2. Are there not others who affect great admiration for Jesus of Nazareth as an example of virtue and benevolence, who nevertheless reject His mediatorial work as our Redeemer? As a substitutionary sacrifice they do not and cannot esteem Him.

3. Then they will pour contempt upon, the various doctrines of His Gospel.

4. And with what pitiful disdain the Lord s people are slighted! Do I address anybody who has despised the Lord Jesus Christ? Your wantonness can offer no excuse but your ignorance. And as for your ignorance, it is without excuse.

II. A far more common way in which men hide their faces from Christ is BY THEIR HEEDLESSNESS, THEIR INDIFFERENCE, THEIR NEGLECT.


IV. After we were quite sure that we could not be saved other than by the one Mediator, do you remember how we continued to hide our face from Jesus BY PERSISTENT UNBELIEF IN HIM.

V. But there are some of us who must plead guilty to another charge; we have hidden as it were our faces from Him since He has saved us, and since we have known His love, BY OUR SILLY SHAME AND OUR BASE COWARDICE.

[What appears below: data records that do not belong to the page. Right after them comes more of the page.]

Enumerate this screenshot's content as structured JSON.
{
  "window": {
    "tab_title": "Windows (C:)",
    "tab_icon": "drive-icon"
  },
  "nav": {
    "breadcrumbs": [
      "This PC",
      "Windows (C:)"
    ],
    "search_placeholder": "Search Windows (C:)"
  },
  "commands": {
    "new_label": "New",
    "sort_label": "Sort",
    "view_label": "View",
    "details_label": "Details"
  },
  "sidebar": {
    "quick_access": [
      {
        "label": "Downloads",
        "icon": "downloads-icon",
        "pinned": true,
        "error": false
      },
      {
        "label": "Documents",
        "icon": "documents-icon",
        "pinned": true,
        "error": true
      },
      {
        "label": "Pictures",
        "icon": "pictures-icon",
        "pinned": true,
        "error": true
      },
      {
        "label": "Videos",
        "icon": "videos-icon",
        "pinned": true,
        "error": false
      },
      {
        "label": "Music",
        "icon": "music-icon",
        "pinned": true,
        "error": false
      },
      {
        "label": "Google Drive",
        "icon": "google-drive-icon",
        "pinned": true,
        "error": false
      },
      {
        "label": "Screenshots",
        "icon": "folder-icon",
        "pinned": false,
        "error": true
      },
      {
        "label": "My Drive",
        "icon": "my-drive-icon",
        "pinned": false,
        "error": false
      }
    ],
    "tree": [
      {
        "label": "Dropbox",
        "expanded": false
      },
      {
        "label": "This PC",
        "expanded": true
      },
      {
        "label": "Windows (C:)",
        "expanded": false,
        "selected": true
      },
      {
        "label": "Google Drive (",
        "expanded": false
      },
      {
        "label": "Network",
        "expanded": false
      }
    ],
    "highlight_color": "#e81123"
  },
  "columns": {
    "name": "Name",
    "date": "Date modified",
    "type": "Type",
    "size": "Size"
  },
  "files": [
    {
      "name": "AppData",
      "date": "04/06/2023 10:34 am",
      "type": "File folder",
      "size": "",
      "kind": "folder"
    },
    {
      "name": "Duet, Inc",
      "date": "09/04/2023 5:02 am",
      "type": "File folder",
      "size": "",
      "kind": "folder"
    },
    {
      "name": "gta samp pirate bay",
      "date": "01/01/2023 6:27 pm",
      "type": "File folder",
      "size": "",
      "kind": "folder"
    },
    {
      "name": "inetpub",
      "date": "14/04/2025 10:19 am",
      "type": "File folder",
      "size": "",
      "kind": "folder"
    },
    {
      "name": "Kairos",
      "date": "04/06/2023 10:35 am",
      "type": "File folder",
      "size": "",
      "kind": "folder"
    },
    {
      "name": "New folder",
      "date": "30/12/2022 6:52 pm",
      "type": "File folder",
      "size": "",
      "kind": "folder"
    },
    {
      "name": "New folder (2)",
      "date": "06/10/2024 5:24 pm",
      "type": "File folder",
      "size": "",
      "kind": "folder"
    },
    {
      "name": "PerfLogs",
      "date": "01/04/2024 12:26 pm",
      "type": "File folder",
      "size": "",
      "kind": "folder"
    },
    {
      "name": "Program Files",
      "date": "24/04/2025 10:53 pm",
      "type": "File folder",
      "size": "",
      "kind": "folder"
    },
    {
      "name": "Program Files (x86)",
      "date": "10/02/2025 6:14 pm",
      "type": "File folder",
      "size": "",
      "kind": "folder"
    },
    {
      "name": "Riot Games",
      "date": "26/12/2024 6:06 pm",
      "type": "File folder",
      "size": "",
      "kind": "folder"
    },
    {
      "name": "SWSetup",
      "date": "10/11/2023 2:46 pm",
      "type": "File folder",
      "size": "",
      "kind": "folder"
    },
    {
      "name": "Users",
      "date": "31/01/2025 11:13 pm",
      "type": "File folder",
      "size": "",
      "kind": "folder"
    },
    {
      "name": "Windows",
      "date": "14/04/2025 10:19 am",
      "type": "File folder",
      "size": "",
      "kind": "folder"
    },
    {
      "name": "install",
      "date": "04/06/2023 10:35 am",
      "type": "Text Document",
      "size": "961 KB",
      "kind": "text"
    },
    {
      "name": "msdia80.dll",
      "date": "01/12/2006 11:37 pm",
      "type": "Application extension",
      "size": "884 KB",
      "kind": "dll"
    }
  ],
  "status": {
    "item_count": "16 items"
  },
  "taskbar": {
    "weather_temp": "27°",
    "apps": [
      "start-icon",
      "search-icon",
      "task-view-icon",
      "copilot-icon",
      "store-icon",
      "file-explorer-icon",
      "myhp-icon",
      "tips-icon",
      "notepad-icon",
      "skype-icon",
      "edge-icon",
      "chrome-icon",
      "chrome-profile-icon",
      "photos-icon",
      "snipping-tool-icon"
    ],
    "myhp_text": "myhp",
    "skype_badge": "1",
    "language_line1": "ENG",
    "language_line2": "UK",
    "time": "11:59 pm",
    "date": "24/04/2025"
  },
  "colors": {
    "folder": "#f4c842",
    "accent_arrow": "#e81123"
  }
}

VI. Many, if not all, of us who are believers will penitently confess that we have sometimes hidden our faces from Christ BY NOT WALKING IN CONSTANT FELLOWSHIP WITH HIM.

( C. H. Spurgeon.) "We hid as it were our faces from Him." Literally, "as one from whom there is hiding of face," as if shrinking from a horrible sight.

(Canon Cook.) The impersonal form refers to the men just named, or all those of note and influence. Their faces were averted from Him, as a lunatic, beside Himself, or one possessed, as a deceiver and a blasphemer.